Your company wouldn’t be able to do what it does without access to the right construction equipment, and that makes investing heavily in the pieces you use most an attractive option for a lot of company owners. The fact is, though, that the more assets you own, the more risk your company takes on. It’s not just in the form of debt risk, either. Equipment needs to be maintained and insured, even when it is not in use, and it still depreciates when it sits just as much as it does when it is being used heavily. Looking into leasing as an option for your company’s machinery needs is a great way to reduce or eliminate many of these risks, though.

Optimum Equipment Load

Since leasing involves a much shorter commitment than a purchase does, it allows you to better calibrate your equipment to the needs of your projects without adding to your own overhead. This means less guesswork and projection when it comes time to decide whether or not an extra truck or crane will speed things along in a cost-effective way. It also makes it easier to trade out pieces you no longer need as you move from project to project, so you always have exactly the right pieces on hand for your next job.

Reduced Liability and Depreciation

Equipment you don’t own is equipment you don’t have to worry about depreciating. Instead, you can get the work out of it during its usable time and leave the calculations to someone else. Many lease contracts also provide for the equipment’s owner to cover some or all of the repairs and maintenance needed, which can save thousands when you are talking about pieces as expensive as construction equipment tends to be.

Tax Relief

Depending on how your arrangement is structured, it may also be possible to write off your lease costs from your company’s taxable income. In some cases, it is a direct write-down.

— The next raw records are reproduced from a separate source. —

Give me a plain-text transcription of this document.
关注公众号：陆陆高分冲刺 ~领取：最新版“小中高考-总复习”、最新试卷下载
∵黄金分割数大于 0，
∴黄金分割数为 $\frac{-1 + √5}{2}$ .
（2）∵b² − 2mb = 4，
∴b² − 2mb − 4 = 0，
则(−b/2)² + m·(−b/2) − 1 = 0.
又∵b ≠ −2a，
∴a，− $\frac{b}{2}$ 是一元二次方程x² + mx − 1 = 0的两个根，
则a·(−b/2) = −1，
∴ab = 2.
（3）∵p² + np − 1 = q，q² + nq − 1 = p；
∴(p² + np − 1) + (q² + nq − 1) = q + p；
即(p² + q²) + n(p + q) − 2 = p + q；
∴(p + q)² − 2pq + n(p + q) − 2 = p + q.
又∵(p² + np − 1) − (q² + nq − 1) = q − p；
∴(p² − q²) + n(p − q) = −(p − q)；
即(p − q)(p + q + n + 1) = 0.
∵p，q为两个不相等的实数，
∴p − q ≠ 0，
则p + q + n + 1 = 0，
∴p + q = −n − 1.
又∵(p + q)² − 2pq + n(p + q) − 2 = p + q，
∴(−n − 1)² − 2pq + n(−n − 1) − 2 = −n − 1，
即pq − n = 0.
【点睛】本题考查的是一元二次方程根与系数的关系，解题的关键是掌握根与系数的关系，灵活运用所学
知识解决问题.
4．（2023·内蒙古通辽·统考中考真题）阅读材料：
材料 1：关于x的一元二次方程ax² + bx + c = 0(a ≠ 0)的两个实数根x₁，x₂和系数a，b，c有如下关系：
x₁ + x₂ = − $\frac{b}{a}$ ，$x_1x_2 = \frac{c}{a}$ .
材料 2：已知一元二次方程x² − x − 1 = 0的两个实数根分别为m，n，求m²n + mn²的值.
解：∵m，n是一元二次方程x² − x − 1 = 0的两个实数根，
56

Foster Financial Relationships

One of the first and most important things to consider as you grow your business is your relationship to your local financial institutions and the wider business community. When you start leasing equipment, you build credit history and you get to know the dealers and suppliers, lending institutions, and other major players in your local business community. This opportunity is itself an investment, and often leads to easier access to financing and investments on projects in your company’s future.

If your company has not looked into leasing construction equipment as a supplement to its purchasing strategy, the time has come to consider it.